There were no significant differences in ToM performance between AAS users who were currently on (on cycle: 43 participants) or off (off cycle: 40 participants) AAS. Whereas this may imply that levels of AAS are not of substantial importance to ToM, our study design does not allow for a sophisticated analysis of the association between ToM and specifics of AAS use. Longitudinal studies that administer ToM measures before, during, and after periods of AAS use would be better suited to answer such research questions.

When evaluating the level of social cognitive performance, it is necessary to move beyond comparisons with other weightlifters. It may be that the performance of our WLCs differs from those of healthy normal control participants or normative data. Unfortunately, such a group was not included in the current study. However, the performance of our WLC group (mean MASCtot: males = 35.4, WLC females = 36.9) was very similar to the performance of healthy controls (mean MASCtot = 35.1) in another Norwegian study (Vaskinn et al. 2018). This means that our AASdep sample has ToM impairments also when compared with non-weightlifting healthy controls.

The cross-sectional nature of this study renders us unable to provide evidence for any causal explanations for the reduced ToM seen in those dependent upon AAS. We would, however, like to suggest some possible explanations. The first is that the reduced ability to infer the mental state of others is related to long-term high-dose AAS use/dependence. A gradual alteration of the neuroendocrine and central nervous system may take place with prolonged AAS use, with negative effects on ToM abilities. The fact that AAS users without dependence had an intermediate performance between non-using weightlifters and dependent AAS users is in line with this explanation, as are previous reports stating that pronounced adverse effects of AAS are foremost seen after long-term exposure and in dependence (Copeland et al. 2000; Kanayama et al. 2009b). Another explanation is that a vulnerability for developing substance use disorder co-exists with premorbidly lower social cognition in the AASdep group.

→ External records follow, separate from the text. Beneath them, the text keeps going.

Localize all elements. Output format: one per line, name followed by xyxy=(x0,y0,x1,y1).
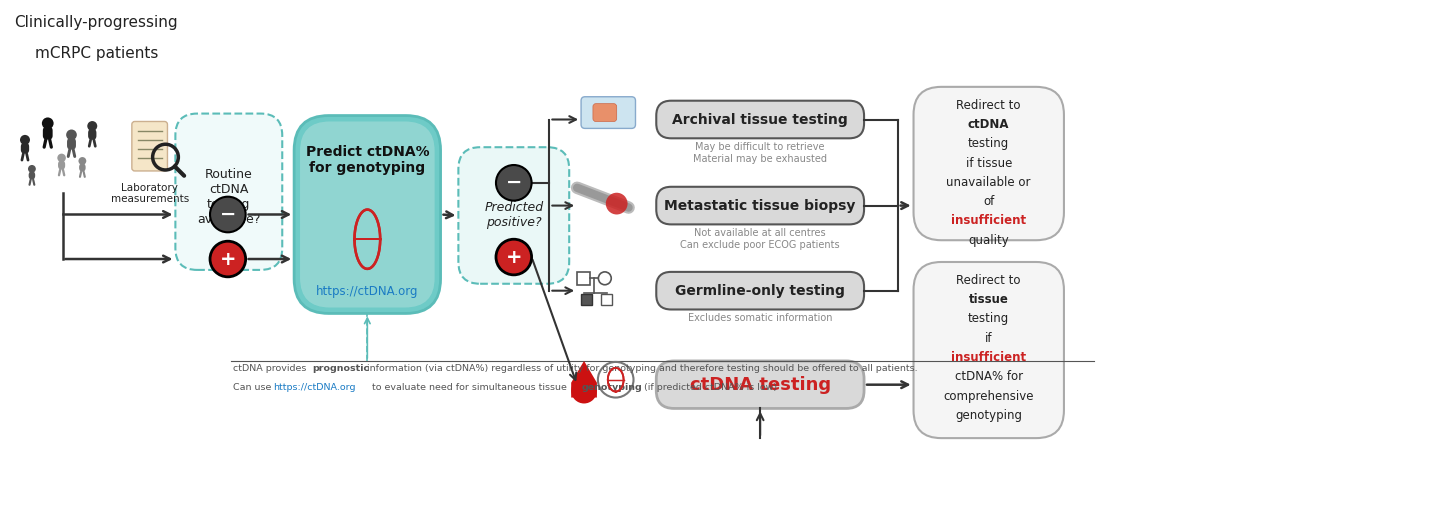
FancyBboxPatch shape xyxy=(79,163,86,172)
Text: insufficient: insufficient xyxy=(951,215,1027,228)
Text: ctDNA provides: ctDNA provides xyxy=(232,364,310,373)
Text: Redirect to: Redirect to xyxy=(956,99,1021,112)
Circle shape xyxy=(605,193,628,215)
Text: information (via ctDNA%) regardless of utility for genotyping and therefore test: information (via ctDNA%) regardless of u… xyxy=(364,364,918,373)
Text: +: + xyxy=(219,250,237,268)
FancyBboxPatch shape xyxy=(581,97,635,128)
FancyBboxPatch shape xyxy=(22,143,29,154)
Text: ctDNA testing: ctDNA testing xyxy=(690,376,830,394)
FancyBboxPatch shape xyxy=(300,122,435,307)
FancyBboxPatch shape xyxy=(657,272,865,310)
Text: −: − xyxy=(219,205,237,224)
FancyBboxPatch shape xyxy=(913,87,1064,240)
Text: ctDNA: ctDNA xyxy=(968,118,1010,131)
Circle shape xyxy=(209,197,245,232)
Text: Archival tissue testing: Archival tissue testing xyxy=(673,113,847,126)
Text: May be difficult to retrieve
Material may be exhausted: May be difficult to retrieve Material ma… xyxy=(693,143,827,164)
FancyBboxPatch shape xyxy=(87,129,96,140)
Text: comprehensive: comprehensive xyxy=(944,389,1034,402)
Text: https://ctDNA.org: https://ctDNA.org xyxy=(315,285,419,298)
Circle shape xyxy=(209,241,245,277)
Text: Routine
ctDNA
testing
available?: Routine ctDNA testing available? xyxy=(196,168,261,226)
Text: −: − xyxy=(506,173,522,192)
Text: Laboratory
measurements: Laboratory measurements xyxy=(110,183,189,205)
FancyBboxPatch shape xyxy=(29,171,36,180)
Text: ctDNA% for: ctDNA% for xyxy=(955,370,1022,383)
Circle shape xyxy=(79,157,86,165)
Circle shape xyxy=(29,165,36,173)
FancyBboxPatch shape xyxy=(592,104,617,122)
Circle shape xyxy=(57,153,66,162)
Circle shape xyxy=(42,117,53,129)
Text: testing: testing xyxy=(968,137,1010,150)
Text: Excludes somatic information: Excludes somatic information xyxy=(688,313,832,324)
FancyBboxPatch shape xyxy=(459,147,569,284)
Circle shape xyxy=(20,135,30,145)
FancyBboxPatch shape xyxy=(657,101,865,138)
Circle shape xyxy=(571,378,597,404)
Text: unavailable or: unavailable or xyxy=(946,176,1031,189)
Text: insufficient: insufficient xyxy=(951,351,1027,364)
Text: Metastatic tissue biopsy: Metastatic tissue biopsy xyxy=(664,198,856,212)
Text: Not available at all centres
Can exclude poor ECOG patients: Not available at all centres Can exclude… xyxy=(680,228,840,250)
Text: prognostic: prognostic xyxy=(313,364,369,373)
FancyBboxPatch shape xyxy=(294,115,440,313)
FancyBboxPatch shape xyxy=(43,126,53,140)
FancyBboxPatch shape xyxy=(657,361,865,408)
Text: if tissue: if tissue xyxy=(965,157,1012,170)
Text: Clinically-progressing: Clinically-progressing xyxy=(14,15,178,30)
FancyBboxPatch shape xyxy=(175,114,282,270)
Text: Redirect to: Redirect to xyxy=(956,274,1021,287)
Text: Predict ctDNA%
for genotyping: Predict ctDNA% for genotyping xyxy=(305,145,429,175)
FancyBboxPatch shape xyxy=(657,187,865,224)
Text: +: + xyxy=(506,247,522,267)
Text: quality: quality xyxy=(968,234,1010,247)
Text: (if predicted ctDNA% is low): (if predicted ctDNA% is low) xyxy=(641,383,777,392)
Text: mCRPC patients: mCRPC patients xyxy=(34,46,158,61)
Text: if: if xyxy=(985,332,992,345)
Text: Germline-only testing: Germline-only testing xyxy=(675,283,845,298)
Text: https://ctDNA.org: https://ctDNA.org xyxy=(274,383,356,392)
Bar xyxy=(581,294,592,304)
Text: genotyping: genotyping xyxy=(582,383,642,392)
FancyBboxPatch shape xyxy=(913,262,1064,438)
Text: to evaluate need for simultaneous tissue: to evaluate need for simultaneous tissue xyxy=(370,383,571,392)
Bar xyxy=(576,272,589,284)
FancyBboxPatch shape xyxy=(67,138,76,150)
FancyBboxPatch shape xyxy=(132,122,168,171)
Text: testing: testing xyxy=(968,313,1010,325)
Circle shape xyxy=(598,362,634,398)
Circle shape xyxy=(496,165,532,200)
Circle shape xyxy=(87,121,98,131)
Text: Predicted
positive?: Predicted positive? xyxy=(485,201,543,230)
FancyBboxPatch shape xyxy=(57,160,65,170)
Text: Can use: Can use xyxy=(232,383,274,392)
Polygon shape xyxy=(571,361,597,398)
Bar xyxy=(601,294,612,304)
Circle shape xyxy=(66,129,77,140)
Text: of: of xyxy=(984,195,994,208)
Text: genotyping: genotyping xyxy=(955,409,1022,422)
Circle shape xyxy=(496,239,532,275)
Text: tissue: tissue xyxy=(969,293,1008,306)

Our study has several limitations. We have mentioned the cross-sectional design and the lack of a non-weightlifting healthy control group. In addition, the number of female participants is much lower than the number for male participants. Although there are obvious reasons for this, ideally, at least scientifically speaking, we would have wished for a larger female sample. Furthermore, exact measurements of testosterone levels were not available. How current testosterone levels relate to ToM is therefore unknown. Moreover, we acknowledge that factors that we have not assessed, for example, childhood experiences and other clinical variables, may be of relevance to the association between AAS use and ToM.

In summary, we found that male and female weightlifters who were dependent on AAS had reduced ToM abilities compared with non-using weightlifters. The reduced ToM may be among the factors underlying the higher rates of antisocial behavior reported in this population.